Tampa Bay has scored the third-most runs in the majors — 736, just one behind the Red Sox for second — with only a moderate amount of power (147 homers, fifth in the AL) and not very many base hits (1,215, only 12th out of 14 AL teams). What the Rays do well is draw walks (607) and steal bases (160) — both numbers lead the majors — but they didn’t do either of those while beating the Yankees for the second time in the three-game series.
Instead, the Rays relied on a pair of two-run homers from Dan Johnson, a man who entered the game with only three homers in 65 major league at-bats this season. They won Monday night on a Reid Brignac solo home run in extra innings, just his seventh of the year.

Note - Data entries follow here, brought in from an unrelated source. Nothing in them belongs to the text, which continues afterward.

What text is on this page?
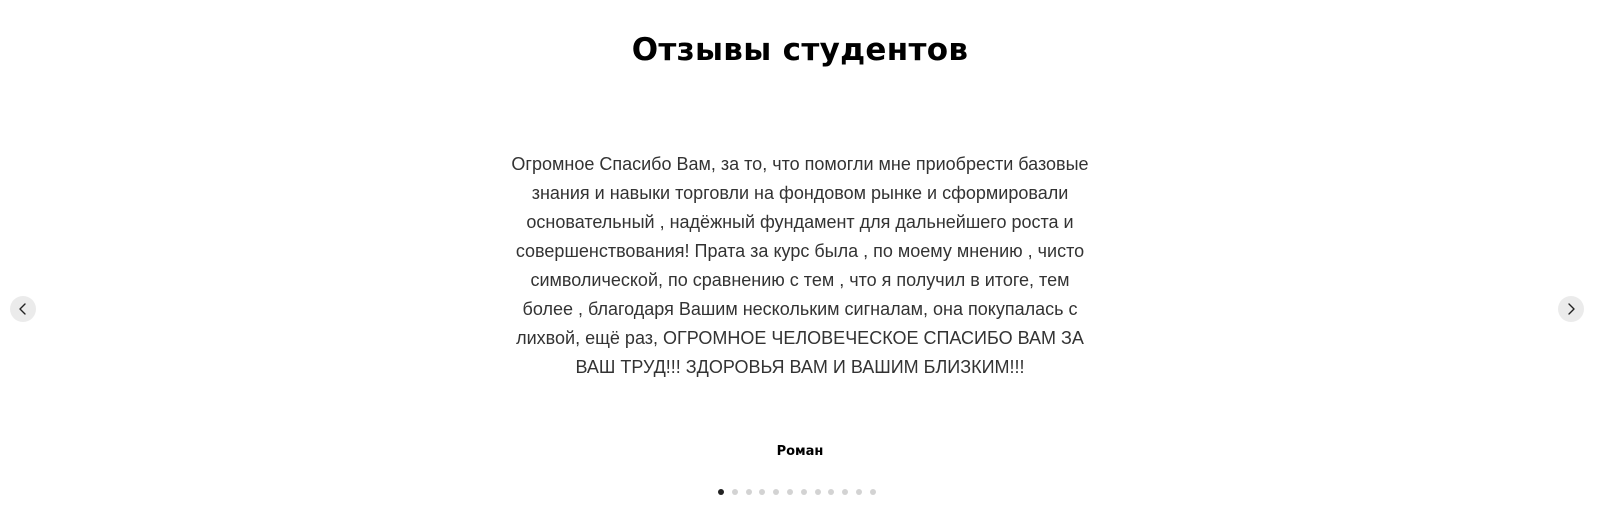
Отзывы студентов

Огромное Спасибо Вам, за то, что помогли мне приобрести базовые знания и навыки торговли на фондовом рынке и сформировали основательный , надёжный фундамент для дальнейшего роста и совершенствования! Прата за курс была , по моему мнению , чисто символической, по сравнению с тем , что я получил в итоге, тем более , благодаря Вашим нескольким сигналам, она покупалась с лихвой, ещё раз, ОГРОМНОЕ ЧЕЛОВЕЧЕСКОЕ СПАСИБО ВАМ ЗА ВАШ ТРУД!!! ЗДОРОВЬЯ ВАМ И ВАШИМ БЛИЗКИМ!!!

Роман
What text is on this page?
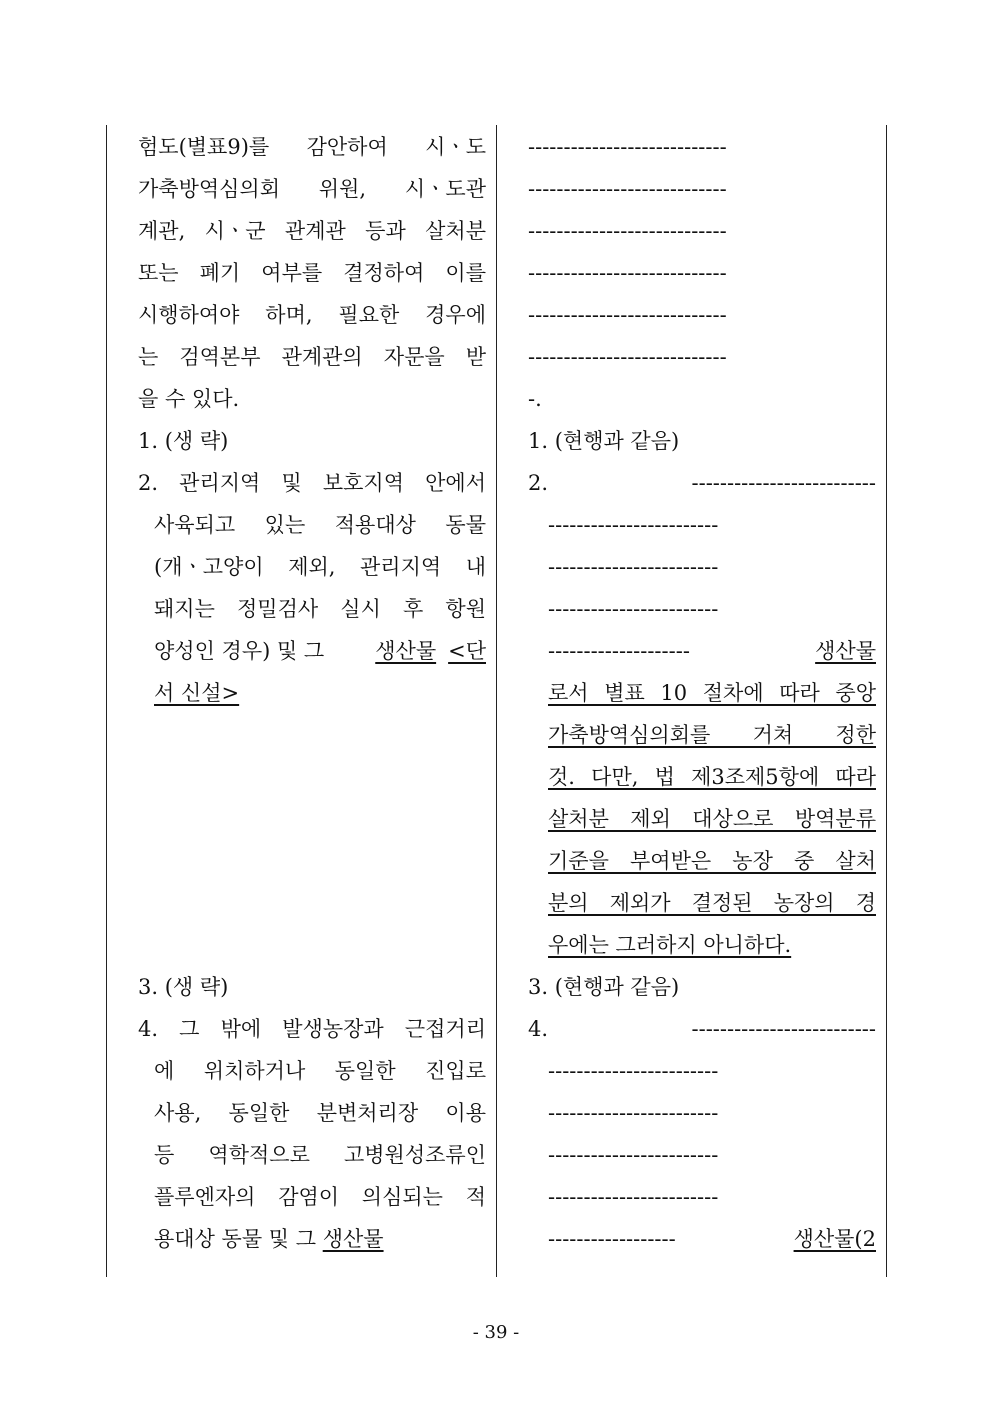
험도(별표9)를 감안하여 시ㆍ도
가축방역심의회 위원, 시ㆍ도관
계관, 시ㆍ군 관계관 등과 살처분
또는 폐기 여부를 결정하여 이를
시행하여야 하며, 필요한 경우에
는 검역본부 관계관의 자문을 받
을 수 있다.
1. (생 략)
2. 관리지역 및 보호지역 안에서
사육되고 있는 적용대상 동물
(개ㆍ고양이 제외, 관리지역 내
돼지는 정밀검사 실시 후 항원
양성인 경우) 및 그 생산물 <단
서 신설>
3. (생 략)
4. 그 밖에 발생농장과 근접거리
에 위치하거나 동일한 진입로
사용, 동일한 분변처리장 이용
등 역학적으로 고병원성조류인
플루엔자의 감염이 의심되는 적
용대상 동물 및 그 생산물
----------------------------
----------------------------
----------------------------
----------------------------
----------------------------
----------------------------
-.
1. (현행과 같음)
2.	--------------------------
------------------------
------------------------
------------------------
--------------------	생산물
로서 별표 10 절차에 따라 중앙
가축방역심의회를 거쳐 정한
것. 다만, 법 제3조제5항에 따라
살처분 제외 대상으로 방역분류
기준을 부여받은 농장 중 살처
분의 제외가 결정된 농장의 경
우에는 그러하지 아니하다.
3. (현행과 같음)
4.	--------------------------
------------------------
------------------------
------------------------
------------------------
------------------	생산물(2
- 39 -
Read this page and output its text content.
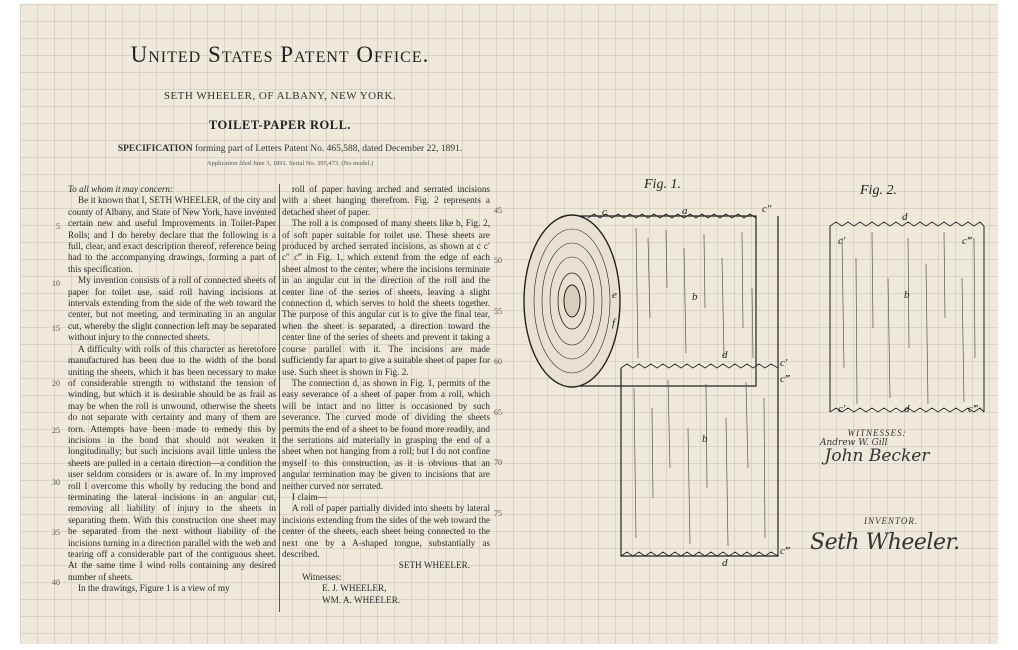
United States Patent Office.
SETH WHEELER, OF ALBANY, NEW YORK.
TOILET-PAPER ROLL.
SPECIFICATION forming part of Letters Patent No. 465,588, dated December 22, 1891.
Application filed June 3, 1891. Serial No. 395,473. (No model.)
5
10
15
20
25
30
35
40
45
50
55
60
65
70
75

To all whom it may concern:

Be it known that I, SETH WHEELER, of the city and county of Albany, and State of New York, have invented certain new and useful Improvements in Toilet-Paper Rolls; and I do hereby declare that the following is a full, clear, and exact description thereof, reference being had to the accompanying drawings, forming a part of this specification.

My invention consists of a roll of connected sheets of paper for toilet use, said roll having incisions at intervals extending from the side of the web toward the center, but not meeting, and terminating in an angular cut, whereby the slight connection left may be separated without injury to the connected sheets.

A difficulty with rolls of this character as heretofore manufactured has been due to the width of the bond uniting the sheets, which it has been necessary to make of considerable strength to withstand the tension of winding, but which it is desirable should be as frail as may be when the roll is unwound, otherwise the sheets do not separate with certainty and many of them are torn. Attempts have been made to remedy this by incisions in the bond that should not weaken it longitudinally; but such incisions avail little unless the sheets are pulled in a certain direction—a condition the user seldom considers or is aware of. In my improved roll I overcome this wholly by reducing the bond and terminating the lateral incisions in an angular cut, removing all liability of injury to the sheets in separating them. With this construction one sheet may be separated from the next without liability of the incisions turning in a direction parallel with the web and tearing off a considerable part of the contiguous sheet. At the same time I wind rolls containing any desired number of sheets.

In the drawings, Figure 1 is a view of my

roll of paper having arched and serrated incisions with a sheet hanging therefrom. Fig. 2 represents a detached sheet of paper.

The roll a is composed of many sheets like b, Fig. 2, of soft paper suitable for toilet use. These sheets are produced by arched serrated incisions, as shown at c c′ c″ c‴ in Fig. 1, which extend from the edge of each sheet almost to the center, where the incisions terminate in an angular cut in the direction of the roll and the center line of the series of sheets, leaving a slight connection d, which serves to hold the sheets together. The purpose of this angular cut is to give the final tear, when the sheet is separated, a direction toward the center line of the series of sheets and prevent it taking a course parallel with it. The incisions are made sufficiently far apart to give a suitable sheet of paper for use. Such sheet is shown in Fig. 2.

The connection d, as shown in Fig. 1, permits of the easy severance of a sheet of paper from a roll, which will be intact and no litter is occasioned by such severance. The curved mode of dividing the sheets permits the end of a sheet to be found more readily, and the serrations aid materially in grasping the end of a sheet when not hanging from a roll; but I do not confine myself to this construction, as it is obvious that an angular termination may be given to incisions that are neither curved nor serrated.

I claim—

A roll of paper partially divided into sheets by lateral incisions extending from the sides of the web toward the center of the sheets, each sheet being connected to the next one by a A-shaped tongue, substantially as described.

SETH WHEELER.

Witnesses:

E. J. WHEELER,

WM. A. WHEELER.

Fig. 1.	Fig. 2.
a
c	c″
b
e
f
d
c′
c‴
b
d
c‴
d
c′	c‴
b
c′	d	c‴
WITNESSES:
Andrew W. Gill
John Becker
INVENTOR.
Seth Wheeler.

But somehow the Rays managed to get runners home. They score a major league-leading 34 percent of all baserunners and only left two men on base on Wednesday. Usually that’s because of their aggressiveness on the basepaths, such as Tuesday night when Carl Crawford was thrown out at third base to end the game while tagging and trying to advance on a flyball to right field in a one-run game. Every youth baseball player learns that it’s a cardinal sin to make the final out of an inning at third base because you’re already in scoring position at second, but Tampa Bay is so unorthodox that manager Joe Maddon defended Crawford’s running.
It’s a fickle offense that so far has worked, as the Rays have the best record in the majors and survived the three-game set with the Yankees in which each game was decided by one run. Tampa Bay keeps finding ways to make each runner count.